Он сделался осторожнее.
– То, что слышал. Спроси Монфалькона. – Он рисковал своей же безопасностью. Стоит Монфалькону счесть, что Квайр выдал сии тайны, жизнь его обесценится.
– Во времена моего отца, ты имеешь в виду?
Он отступил.
– Вестимо.
Мгновение за мгновением она словно стягивала ремнями доспехи. Он поискал щель:
– Я люблю тебя.
Она помотала головой и выронила письмо.
– Ты думаешь, что любишь. А я тебя, маленький Квайр. Однако сие… – Она вскинулась и стала мерить шагами темную комнату. – Двор трещит по швам. Мертвецов прибавляется. Я-то думала, что своими деяниями избавлю нас от очередных смертей. Но вот ушел бедняга Уоллис. И в наших же тайных покоях, символизирующих наше бегство от смерти, от прошлого. Квайр, чаша переполнилась.
– Ты, кажется, винишь меня.
– Уоллис винил тебя.
– Вестимо. Его мозг разладился.
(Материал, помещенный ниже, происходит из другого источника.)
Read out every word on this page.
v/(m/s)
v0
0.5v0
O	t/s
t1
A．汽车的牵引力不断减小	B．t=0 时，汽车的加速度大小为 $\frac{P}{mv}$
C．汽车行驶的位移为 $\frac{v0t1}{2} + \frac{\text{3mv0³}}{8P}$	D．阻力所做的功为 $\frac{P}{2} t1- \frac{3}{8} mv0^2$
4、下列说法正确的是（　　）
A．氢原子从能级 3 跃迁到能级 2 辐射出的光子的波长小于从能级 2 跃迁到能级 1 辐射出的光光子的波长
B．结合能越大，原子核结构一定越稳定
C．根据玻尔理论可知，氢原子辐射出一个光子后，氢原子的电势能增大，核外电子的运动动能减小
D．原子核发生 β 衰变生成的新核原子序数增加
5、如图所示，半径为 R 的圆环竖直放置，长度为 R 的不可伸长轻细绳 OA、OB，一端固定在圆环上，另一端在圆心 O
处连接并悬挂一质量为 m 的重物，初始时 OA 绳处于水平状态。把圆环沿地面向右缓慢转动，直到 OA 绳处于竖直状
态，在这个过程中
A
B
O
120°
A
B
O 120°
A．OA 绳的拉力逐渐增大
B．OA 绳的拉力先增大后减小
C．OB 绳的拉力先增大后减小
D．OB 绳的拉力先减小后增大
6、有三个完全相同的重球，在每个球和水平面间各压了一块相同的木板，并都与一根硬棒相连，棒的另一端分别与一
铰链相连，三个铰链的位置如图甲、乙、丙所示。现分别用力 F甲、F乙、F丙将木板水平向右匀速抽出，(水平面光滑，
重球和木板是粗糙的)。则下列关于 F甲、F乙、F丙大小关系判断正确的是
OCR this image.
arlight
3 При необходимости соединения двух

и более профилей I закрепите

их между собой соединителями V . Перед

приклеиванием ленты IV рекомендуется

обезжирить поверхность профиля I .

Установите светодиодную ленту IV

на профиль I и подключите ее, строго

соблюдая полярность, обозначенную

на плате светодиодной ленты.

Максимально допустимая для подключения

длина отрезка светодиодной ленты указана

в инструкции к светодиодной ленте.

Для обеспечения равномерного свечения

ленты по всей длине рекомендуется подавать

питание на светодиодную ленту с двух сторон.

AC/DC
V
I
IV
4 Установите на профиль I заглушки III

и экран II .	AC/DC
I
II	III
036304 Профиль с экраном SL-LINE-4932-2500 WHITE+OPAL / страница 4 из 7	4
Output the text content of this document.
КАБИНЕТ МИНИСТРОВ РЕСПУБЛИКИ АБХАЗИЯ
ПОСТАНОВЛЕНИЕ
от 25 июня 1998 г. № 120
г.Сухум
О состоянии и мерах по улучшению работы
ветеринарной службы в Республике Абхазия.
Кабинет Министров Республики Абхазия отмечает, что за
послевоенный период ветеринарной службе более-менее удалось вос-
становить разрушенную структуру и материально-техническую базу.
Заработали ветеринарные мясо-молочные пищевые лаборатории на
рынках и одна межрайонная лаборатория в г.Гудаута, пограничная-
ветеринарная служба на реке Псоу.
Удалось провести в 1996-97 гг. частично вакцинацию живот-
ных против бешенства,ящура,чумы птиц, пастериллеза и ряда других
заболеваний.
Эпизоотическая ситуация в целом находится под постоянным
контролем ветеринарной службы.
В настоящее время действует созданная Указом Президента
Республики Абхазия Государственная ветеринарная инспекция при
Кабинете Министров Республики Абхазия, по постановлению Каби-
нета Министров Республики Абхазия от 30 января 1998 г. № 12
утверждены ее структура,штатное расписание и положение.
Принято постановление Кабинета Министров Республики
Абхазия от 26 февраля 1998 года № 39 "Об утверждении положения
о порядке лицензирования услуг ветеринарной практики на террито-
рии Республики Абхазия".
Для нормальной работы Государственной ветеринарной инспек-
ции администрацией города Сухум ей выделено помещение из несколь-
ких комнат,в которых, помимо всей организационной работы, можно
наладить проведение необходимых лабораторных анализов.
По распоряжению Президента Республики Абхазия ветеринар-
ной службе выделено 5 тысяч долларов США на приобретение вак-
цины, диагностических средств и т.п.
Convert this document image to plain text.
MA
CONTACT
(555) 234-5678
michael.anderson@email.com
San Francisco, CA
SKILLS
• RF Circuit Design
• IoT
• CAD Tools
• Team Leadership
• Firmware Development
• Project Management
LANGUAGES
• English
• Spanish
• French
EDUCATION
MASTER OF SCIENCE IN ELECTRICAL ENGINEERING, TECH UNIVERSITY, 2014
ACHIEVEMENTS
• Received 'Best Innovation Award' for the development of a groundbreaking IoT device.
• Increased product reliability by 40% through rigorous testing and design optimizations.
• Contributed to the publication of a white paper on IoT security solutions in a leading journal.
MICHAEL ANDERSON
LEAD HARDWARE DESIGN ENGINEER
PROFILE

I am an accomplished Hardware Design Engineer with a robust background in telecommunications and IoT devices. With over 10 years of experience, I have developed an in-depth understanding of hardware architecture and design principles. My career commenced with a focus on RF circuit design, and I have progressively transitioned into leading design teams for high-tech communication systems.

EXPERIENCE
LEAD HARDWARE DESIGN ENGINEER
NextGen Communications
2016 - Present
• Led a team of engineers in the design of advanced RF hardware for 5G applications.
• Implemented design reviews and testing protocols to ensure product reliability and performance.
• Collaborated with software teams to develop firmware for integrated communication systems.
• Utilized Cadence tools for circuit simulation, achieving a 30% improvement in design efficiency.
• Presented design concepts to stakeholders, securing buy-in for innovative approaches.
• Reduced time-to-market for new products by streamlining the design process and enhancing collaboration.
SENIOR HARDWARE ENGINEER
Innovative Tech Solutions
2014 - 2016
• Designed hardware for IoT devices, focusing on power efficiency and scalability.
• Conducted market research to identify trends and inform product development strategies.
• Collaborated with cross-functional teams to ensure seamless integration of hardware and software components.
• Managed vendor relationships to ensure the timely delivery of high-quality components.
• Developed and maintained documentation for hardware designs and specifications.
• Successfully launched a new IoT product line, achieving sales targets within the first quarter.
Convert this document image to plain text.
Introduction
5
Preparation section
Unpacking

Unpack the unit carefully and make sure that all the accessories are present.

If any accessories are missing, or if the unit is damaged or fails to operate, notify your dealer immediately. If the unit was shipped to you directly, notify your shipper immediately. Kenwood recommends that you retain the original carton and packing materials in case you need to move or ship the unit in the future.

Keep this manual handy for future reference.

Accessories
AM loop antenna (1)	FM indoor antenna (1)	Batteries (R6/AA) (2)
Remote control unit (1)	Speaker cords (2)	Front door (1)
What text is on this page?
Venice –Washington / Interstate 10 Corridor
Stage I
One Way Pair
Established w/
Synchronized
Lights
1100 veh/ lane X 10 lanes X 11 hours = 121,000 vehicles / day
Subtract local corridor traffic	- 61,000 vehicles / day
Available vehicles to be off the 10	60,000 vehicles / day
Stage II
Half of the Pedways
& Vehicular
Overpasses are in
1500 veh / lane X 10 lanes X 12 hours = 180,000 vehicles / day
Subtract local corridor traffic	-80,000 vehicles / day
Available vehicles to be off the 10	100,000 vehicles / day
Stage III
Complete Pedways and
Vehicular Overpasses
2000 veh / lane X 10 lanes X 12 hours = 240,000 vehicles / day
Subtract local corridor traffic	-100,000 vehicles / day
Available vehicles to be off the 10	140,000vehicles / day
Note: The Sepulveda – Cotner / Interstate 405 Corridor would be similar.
Многие сделали бы из меня козла отпущения.
– Финикийский козел отпущения нес грехи всего племени и был убиваем ради его свободы. Я не хочу, чтобы тебя убили, любовь моя. Я не хочу Державы, коей потребен козел отпущения.
– Уверяю тебя, я согласен.
– Я должна позаботиться о том, чтобы ничто не угрожало духу Альбиона. Я должна остановить сии войны. Я должна воссоединить моих дворян.